Мне не хотелось никуда уезжать. Однажды, давно, я собирался уйти, блуждать по неведомым тропам. Но то была пустая мечта, бессильное стремление к освобождению, жажда невозможного. Теперь она больше не появлялась. Город удерживал меня силой поразившего несчастья. Оно, как копьем, пригвоздило меня. У меня осталось мало мыслей, мало движений, мало дорог. Я сидел в саду на солнышке или у себя в комнате, склонившись над книгой, гулял над рекой, понимая, что делаю это по привычке, безвольно, без удовольствия. Но все чаще и чаще я ловил себя на том, как приятно на солнцепеке, с книгой в руке, над бегущей водой. Это стало будничным, доставляло удовольствие и рождало покой. Мне казалось, будто я забываюсь на самом деле, в душе воцарилась тишина. А потом вдруг внезапно, без видимых причин, без уловимых ассоциаций меня пронзала молния, подобно приступу мучительной, потаенной болезни, подобно судороге. Что это? — спрашивал я себя, притворяясь изумленным, боясь признаться себе самому в этом нежелаемом мятеже, отвлекая себя мелочами, что находились под рукой или рядом с мыслью.
Я чего-то ожидал.
То были смутные и переменчивые настроения, какие бывают у человека, который ни здоров, ни болен и которого внезапные признаки болезни поражают сильнее, чем если бы она длилась годами.
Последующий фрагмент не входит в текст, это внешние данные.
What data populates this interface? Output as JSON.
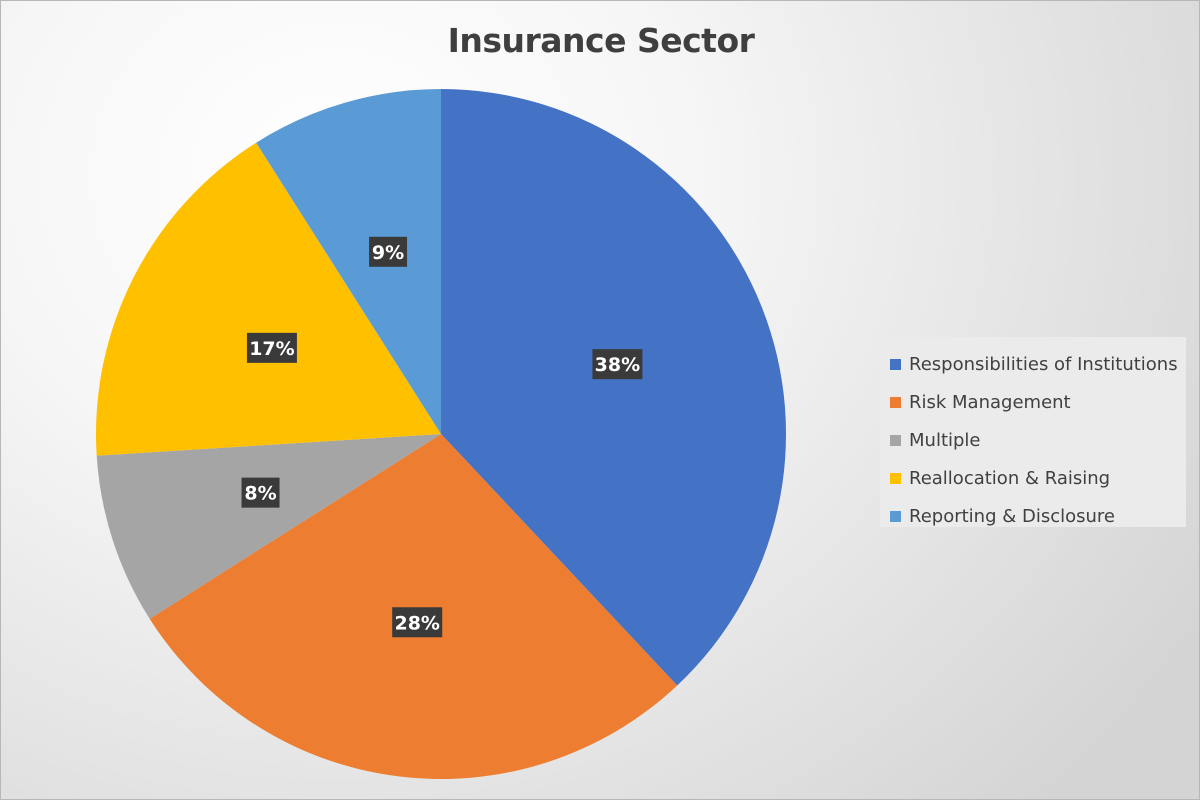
{
  "chart_data": {
    "type": "pie",
    "title": "Insurance Sector",
    "categories": [
      "Responsibilities of Institutions",
      "Risk Management",
      "Multiple",
      "Reallocation & Raising",
      "Reporting & Disclosure"
    ],
    "values": [
      38,
      28,
      8,
      17,
      9
    ],
    "value_labels": [
      "38%",
      "28%",
      "8%",
      "17%",
      "9%"
    ],
    "colors": [
      "#4472c4",
      "#ed7d31",
      "#a5a5a5",
      "#ffc000",
      "#5b9bd5"
    ],
    "start_angle": "12 o'clock",
    "direction": "clockwise",
    "legend_position": "right"
  }
}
Из этого мучительного состояния меня вывела ненависть. Она прижилась и ожила, вспыхнув в один прекрасный день, в один миг ярким пламенем. Она разгорелась, говорю я, ибо до тех пор мерцала, упрятанная, и лизнула меня, изнемогая от собственной мощи, обжигая мне жаром сердце. Она жила во мне наверняка очень давно, я носил ее, как искру, как змею, как нарыв, который вдруг прорвался, а я сам не знал, где она таилась до той поры, почему молчала и таилась, так же как и то, почему внезапно обнаружилась в ситуации, которая ничем не была более благоприятной, чем другие, прежде. Она вызревала в тишине, как любое чувство, и родилась сильной и могучей, долго питаемой ожиданием.